Efficient in-place sparse matrix transpose [Taken]

A sparse matrix is a two-dimensional array where most of the elements are zero. If a very large sparse matrix is stored in normal array format, a huge amount of memory will be needed to store values that are almost all zero. Instead, large sparse matrices are normally stored in a compacted form, where only the non-zero values are stored. Coordinate format is a very simple representation of a sparse matrix, where each non-zero value is stored alongside its row and column index. Perhaps the most widely-used sparse matrix representation is compressed sparse row (CSR), where non-zero values from the same row are grouped together, and each non-zero value is stored with its corresponding column index.

A fundamental operation on matrices is transpose, where the row and column indices of each non-zero value are swapped. The transpose of a sparse matrix in CSR format can be computed extremely efficiently if it is computed out-of-place, that is the values are copied from the original matrix to a new matrix in a different memory location.
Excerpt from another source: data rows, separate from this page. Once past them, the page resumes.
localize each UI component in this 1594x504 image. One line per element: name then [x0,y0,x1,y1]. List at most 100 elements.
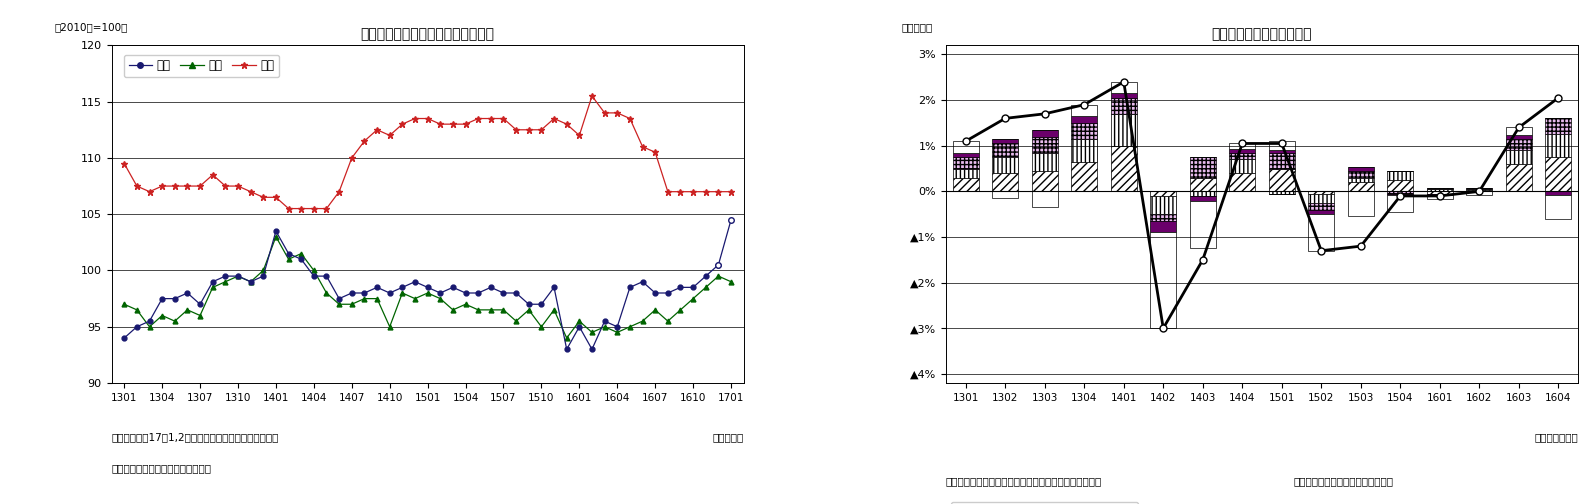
出荷 [355,295,375,301]
生産 [343,290,362,296]
出荷 [646,307,665,313]
Bar [1071,116,1097,123]
出荷 [658,318,677,324]
出荷 [266,234,285,240]
在庫 [582,93,601,99]
出荷 [569,318,588,324]
出荷 [330,301,349,307]
在庫 [253,195,273,201]
出荷 [166,318,185,324]
生産 [202,279,222,285]
Bar [1506,139,1532,150]
Bar [1151,192,1176,196]
在庫 [709,188,728,195]
生産 [292,256,311,262]
在庫 [292,206,311,212]
在庫 [330,188,349,195]
在庫 [633,144,652,150]
Text: （前期比）: （前期比） [902,22,932,32]
在庫 [684,188,703,195]
Legend: 生産, 出荷, 在庫: 生産, 出荷, 在庫 [124,54,279,77]
生産 [532,301,552,307]
Bar [1309,210,1334,214]
出荷 [202,284,222,290]
在庫 [153,183,172,189]
Bar [1309,192,1334,194]
Bar [1427,189,1452,192]
出荷 [304,268,324,274]
Bar [1111,114,1137,146]
出荷 [215,279,234,285]
Text: （資料）経済産業省「鉱工業指数」: （資料）経済産業省「鉱工業指数」 [112,463,212,473]
在庫 [507,127,526,133]
Text: （資料）経済産業省「鉱工業指数」: （資料）経済産業省「鉱工業指数」 [1294,476,1393,486]
出荷 [253,268,273,274]
在庫 [520,127,539,133]
出荷 [241,279,260,285]
Bar [1309,214,1334,250]
Bar [1387,171,1414,180]
生産 [128,324,147,330]
生産 [633,279,652,285]
在庫 [481,115,501,121]
在庫 [658,188,677,195]
生産 [430,290,450,296]
Bar [1427,188,1452,189]
Text: （注）その他電気機械は電気機械、情報通信機械を合成: （注）その他電気機械は電気機械、情報通信機械を合成 [945,476,1101,486]
出荷 [532,324,552,330]
Bar [1151,232,1176,328]
在庫 [266,195,285,201]
Bar [953,168,979,178]
生産 [697,273,716,279]
Bar [1229,173,1254,192]
Bar [1031,130,1057,137]
在庫 [392,121,411,127]
Bar [1071,123,1097,139]
Bar [1546,118,1572,135]
Bar [1506,128,1532,135]
Text: （年・四半期）: （年・四半期） [1535,432,1578,443]
出荷 [292,250,311,257]
生産 [392,284,411,290]
在庫 [405,115,424,121]
在庫 [343,155,362,161]
Text: （注）生産の17年1,2月は製造工業生産予測指数で延長: （注）生産の17年1,2月は製造工業生産予測指数で延長 [112,432,279,443]
Bar [993,144,1019,157]
Bar [1546,195,1572,219]
Bar [993,139,1019,144]
生産 [253,273,273,279]
出荷 [443,307,462,313]
生産 [494,290,513,296]
在庫 [722,188,741,195]
在庫 [128,183,147,189]
Bar [993,157,1019,173]
生産 [140,318,159,324]
生産 [709,262,728,268]
Bar [1229,149,1254,153]
Bar [1387,180,1414,192]
出荷 [494,307,513,313]
在庫 [558,121,577,127]
在庫 [545,115,564,121]
生産 [443,284,462,290]
Bar [1189,196,1216,201]
生産 [558,346,577,352]
在庫 [241,188,260,195]
出荷 [684,295,703,301]
Bar [953,178,979,192]
生産 [456,290,475,296]
生産 [520,301,539,307]
生産 [115,335,134,341]
出荷 [507,318,526,324]
Bar [1071,162,1097,192]
生産 [330,295,349,301]
Bar [1189,192,1216,196]
在庫 [418,115,437,121]
生産 [671,284,690,290]
在庫 [569,133,588,139]
Bar [1229,159,1254,173]
在庫 [202,172,222,178]
生産 [684,284,703,290]
在庫 [532,127,552,133]
Bar [1546,157,1572,192]
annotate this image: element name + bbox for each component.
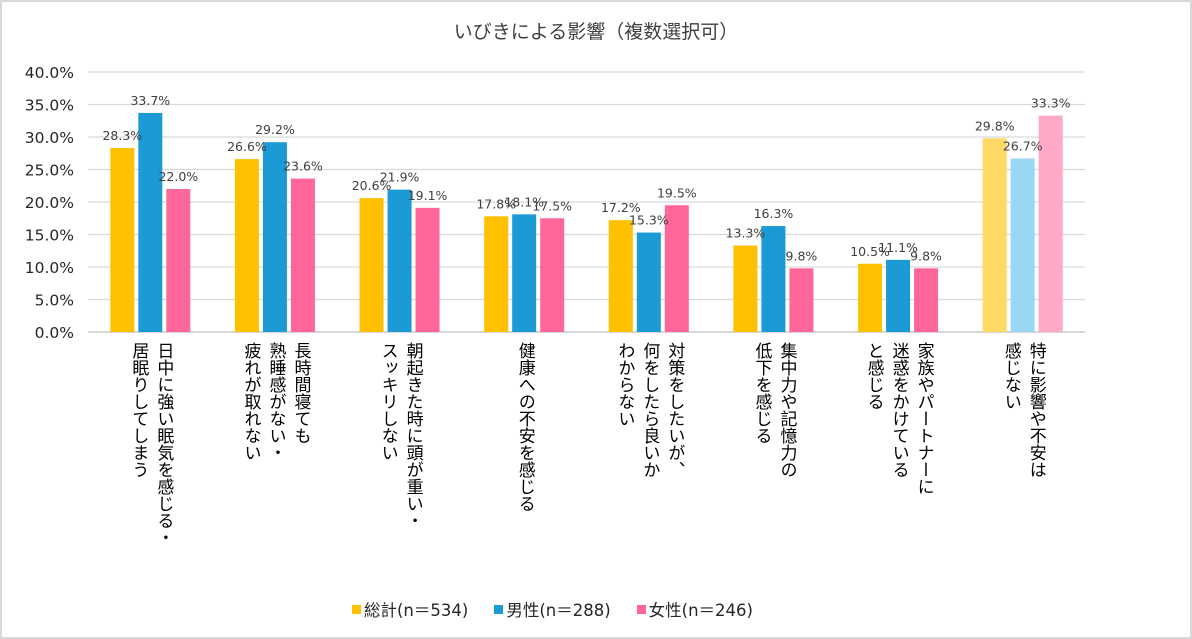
x-category-line: 特に影響や不安は bbox=[1025, 342, 1046, 478]
bar-female-2 bbox=[290, 178, 315, 332]
data-label-total-7: 10.5% bbox=[850, 244, 890, 259]
data-label-female-5: 19.5% bbox=[657, 185, 697, 200]
data-label-female-3: 19.1% bbox=[408, 188, 448, 203]
data-label-male-1: 33.7% bbox=[130, 93, 170, 108]
bar-male-3 bbox=[387, 189, 412, 332]
x-category-line: スッキリしない bbox=[377, 342, 398, 461]
bars bbox=[110, 112, 1063, 332]
data-labels: 28.3% 33.7% 22.0% 26.6% 29.2% 23.6% 20.6%21.9%… bbox=[102, 93, 1070, 263]
data-label-male-5: 15.3% bbox=[629, 213, 669, 228]
x-category-line: 感じない bbox=[1000, 342, 1021, 410]
data-label-female-1: 22.0% bbox=[158, 169, 198, 184]
data-label-male-6: 16.3% bbox=[754, 206, 794, 221]
y-tick-label: 10.0% bbox=[25, 259, 74, 277]
data-label-total-4: 17.8% bbox=[476, 196, 516, 211]
data-label-total-5: 17.2% bbox=[601, 200, 641, 215]
x-category-label: 日中に強い眠気を感じる・ 居眠りしてしまう bbox=[125, 342, 175, 546]
bar-male-5 bbox=[636, 232, 661, 332]
bar-male-7 bbox=[886, 259, 911, 332]
x-category-line: 何をしたら良いか bbox=[639, 342, 660, 478]
x-category-line: 朝起きた時に頭が重い・ bbox=[402, 342, 423, 529]
x-category-line: 集中力や記憶力の bbox=[776, 342, 797, 478]
y-tick-label: 0.0% bbox=[35, 324, 74, 342]
x-category-line: 迷惑をかけている bbox=[888, 342, 909, 478]
x-category-line: 居眠りしてしまう bbox=[128, 342, 149, 478]
bar-female-7 bbox=[914, 268, 939, 332]
x-category-label: 対策をしたいが、 何をしたら良いか わからない bbox=[611, 342, 686, 478]
legend-label-male: 男性(n＝288) bbox=[506, 601, 611, 620]
y-tick-label: 20.0% bbox=[25, 194, 74, 212]
x-category-line: 対策をしたいが、 bbox=[664, 342, 685, 478]
bar-male-8 bbox=[1010, 158, 1035, 332]
data-label-male-4: 18.1% bbox=[504, 194, 544, 209]
y-tick-label: 35.0% bbox=[25, 97, 74, 115]
x-category-label: 健康への不安を感じる bbox=[512, 342, 537, 512]
legend-label-female: 女性(n＝246) bbox=[648, 601, 753, 620]
legend-item-male: 男性(n＝288) bbox=[494, 597, 611, 621]
legend-swatch-total bbox=[352, 604, 361, 614]
x-category-line: 日中に強い眠気を感じる・ bbox=[153, 342, 174, 546]
bar-female-4 bbox=[540, 218, 565, 332]
bar-total-4 bbox=[484, 216, 509, 332]
x-category-line: 長時間寝ても bbox=[290, 342, 311, 444]
y-tick-label: 5.0% bbox=[35, 292, 74, 310]
data-label-total-6: 13.3% bbox=[726, 226, 766, 241]
data-label-male-3: 21.9% bbox=[380, 170, 420, 185]
bar-total-3 bbox=[359, 198, 384, 332]
legend-swatch-male bbox=[494, 604, 504, 614]
legend: 総計(n＝534) 男性(n＝288) 女性(n＝246) bbox=[352, 597, 753, 621]
bar-female-1 bbox=[166, 189, 191, 332]
bar-total-2 bbox=[234, 159, 259, 332]
bar-male-6 bbox=[761, 226, 786, 332]
bar-male-4 bbox=[512, 214, 537, 332]
bar-total-7 bbox=[858, 263, 883, 332]
data-label-total-2: 26.6% bbox=[227, 139, 267, 154]
x-category-label: 集中力や記憶力の 低下を感じる bbox=[748, 342, 798, 478]
bar-male-2 bbox=[262, 142, 287, 332]
x-category-label: 特に影響や不安は 感じない bbox=[998, 342, 1048, 478]
x-category-line: 家族やパートナーに bbox=[913, 342, 934, 495]
x-category-line: 疲れが取れない bbox=[240, 342, 261, 461]
bar-female-3 bbox=[415, 207, 440, 332]
legend-item-total: 総計(n＝534) bbox=[352, 597, 468, 621]
data-label-female-6: 9.8% bbox=[786, 248, 818, 263]
data-label-female-4: 17.5% bbox=[532, 198, 572, 213]
data-label-male-7: 11.1% bbox=[878, 240, 918, 255]
x-category-line: 熟睡感がない・ bbox=[265, 342, 286, 461]
y-tick-label: 30.0% bbox=[25, 129, 74, 147]
bar-female-5 bbox=[664, 205, 689, 332]
data-label-female-7: 9.8% bbox=[910, 248, 942, 263]
x-category-line: と感じる bbox=[863, 342, 884, 410]
x-category-label: 家族やパートナーに 迷惑をかけている と感じる bbox=[861, 342, 936, 495]
data-label-female-2: 23.6% bbox=[283, 159, 323, 174]
bar-female-6 bbox=[789, 268, 814, 332]
data-label-male-2: 29.2% bbox=[255, 122, 295, 137]
bar-total-6 bbox=[733, 245, 758, 332]
data-label-female-8: 33.3% bbox=[1031, 96, 1071, 111]
legend-swatch-female bbox=[636, 604, 646, 614]
bar-total-8 bbox=[982, 138, 1007, 332]
bar-female-8 bbox=[1038, 115, 1063, 332]
x-category-line: 健康への不安を感じる bbox=[514, 342, 535, 512]
y-tick-label: 15.0% bbox=[25, 227, 74, 245]
data-label-total-1: 28.3% bbox=[102, 128, 142, 143]
data-label-total-8: 29.8% bbox=[975, 118, 1015, 133]
y-axis-ticks: 0.0% 5.0% 10.0% 15.0% 20.0% 25.0% 30.0% 35.0% 40… bbox=[25, 64, 74, 342]
bar-total-1 bbox=[110, 148, 135, 332]
x-category-label: 長時間寝ても 熟睡感がない・ 疲れが取れない bbox=[237, 342, 312, 461]
y-tick-label: 25.0% bbox=[25, 162, 74, 180]
y-tick-label: 40.0% bbox=[25, 64, 74, 82]
data-label-male-8: 26.7% bbox=[1003, 138, 1043, 153]
chart-title: いびきによる影響（複数選択可） bbox=[454, 21, 738, 43]
legend-item-female: 女性(n＝246) bbox=[636, 597, 753, 621]
data-label-total-3: 20.6% bbox=[352, 178, 392, 193]
x-category-line: 低下を感じる bbox=[751, 342, 772, 444]
x-category-label: 朝起きた時に頭が重い・ スッキリしない bbox=[375, 342, 425, 529]
x-category-line: わからない bbox=[614, 342, 635, 427]
bar-total-5 bbox=[608, 220, 633, 332]
legend-label-total: 総計(n＝534) bbox=[364, 601, 469, 620]
bar-male-1 bbox=[138, 112, 163, 332]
However, sparse matrices that are used to solve systems of equations are often extremely large, and there is often not enough memory for both the original and transposed copy. There are big advantages of any approach that can do an in-place transpose, that is transpose the matrix within the memory of the original sparse matrix.
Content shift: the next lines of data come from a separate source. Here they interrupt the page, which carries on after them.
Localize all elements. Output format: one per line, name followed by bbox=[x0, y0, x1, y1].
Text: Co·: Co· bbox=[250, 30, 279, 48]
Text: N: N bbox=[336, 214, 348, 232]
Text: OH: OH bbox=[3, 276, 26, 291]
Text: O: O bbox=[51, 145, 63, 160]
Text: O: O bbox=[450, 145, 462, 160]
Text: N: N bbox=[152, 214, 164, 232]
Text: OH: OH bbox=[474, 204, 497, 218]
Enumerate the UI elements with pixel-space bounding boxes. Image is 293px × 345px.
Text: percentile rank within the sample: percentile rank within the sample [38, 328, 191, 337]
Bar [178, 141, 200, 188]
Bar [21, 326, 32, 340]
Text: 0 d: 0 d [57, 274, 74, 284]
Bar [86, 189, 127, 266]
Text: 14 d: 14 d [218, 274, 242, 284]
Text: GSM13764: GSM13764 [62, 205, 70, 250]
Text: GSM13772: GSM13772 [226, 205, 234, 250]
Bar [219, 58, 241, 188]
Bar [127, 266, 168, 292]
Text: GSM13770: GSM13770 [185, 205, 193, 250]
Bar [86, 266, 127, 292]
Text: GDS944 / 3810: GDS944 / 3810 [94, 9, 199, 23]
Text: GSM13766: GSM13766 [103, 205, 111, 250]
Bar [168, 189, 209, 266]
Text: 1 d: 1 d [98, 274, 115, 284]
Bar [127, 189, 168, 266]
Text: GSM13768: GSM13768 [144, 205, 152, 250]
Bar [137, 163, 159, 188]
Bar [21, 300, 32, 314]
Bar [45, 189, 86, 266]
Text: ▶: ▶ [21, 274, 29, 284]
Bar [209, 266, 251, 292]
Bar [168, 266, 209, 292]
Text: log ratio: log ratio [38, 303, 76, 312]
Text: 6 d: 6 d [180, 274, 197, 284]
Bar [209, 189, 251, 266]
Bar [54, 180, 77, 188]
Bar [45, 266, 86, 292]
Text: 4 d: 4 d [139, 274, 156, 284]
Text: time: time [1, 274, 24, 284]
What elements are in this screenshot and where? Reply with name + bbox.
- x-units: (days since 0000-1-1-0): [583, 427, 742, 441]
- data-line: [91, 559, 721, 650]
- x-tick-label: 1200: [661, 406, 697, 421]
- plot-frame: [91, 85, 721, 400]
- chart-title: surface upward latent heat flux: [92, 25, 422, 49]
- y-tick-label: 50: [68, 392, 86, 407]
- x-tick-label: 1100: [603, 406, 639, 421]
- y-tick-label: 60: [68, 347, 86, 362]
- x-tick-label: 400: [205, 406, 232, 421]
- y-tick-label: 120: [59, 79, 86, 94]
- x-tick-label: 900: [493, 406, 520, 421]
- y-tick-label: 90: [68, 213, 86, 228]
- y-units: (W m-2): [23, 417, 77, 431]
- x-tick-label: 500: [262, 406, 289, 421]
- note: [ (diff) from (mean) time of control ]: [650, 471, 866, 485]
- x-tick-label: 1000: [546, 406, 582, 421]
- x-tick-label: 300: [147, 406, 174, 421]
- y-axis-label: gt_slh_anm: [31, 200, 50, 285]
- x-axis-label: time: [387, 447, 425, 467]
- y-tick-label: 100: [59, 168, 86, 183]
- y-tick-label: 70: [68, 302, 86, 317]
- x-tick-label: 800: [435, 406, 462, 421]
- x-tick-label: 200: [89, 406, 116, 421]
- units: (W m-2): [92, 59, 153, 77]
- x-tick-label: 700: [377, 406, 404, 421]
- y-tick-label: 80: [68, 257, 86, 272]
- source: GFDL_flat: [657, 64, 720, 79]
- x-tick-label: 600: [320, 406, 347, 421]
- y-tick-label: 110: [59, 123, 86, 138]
For an N x N sparse matrix in CSR format with Z non-zero values, Saad’s algorithm can compute an in-place sparse matrix transpose in O(Z + N) time, and using O(Z + N) additional temporary space. Crosbie and Gregg’s algorithm computes the in-place transpose in O(Z + N) time and requires O(N) additional temporary space. The goal of the project is to evaluate algorithmic improvements for the in-place transpose that reduce the execution time.

A key aspect of this project is measuring the practical reductions in execution time due to algorithmic improvements. It is therefore important that the project be implemented in a compiled programming language where there is a relatively simple relationship from source code to execution time. The obvious choices of language are C or C++, but a compiled language such as Rust might also work.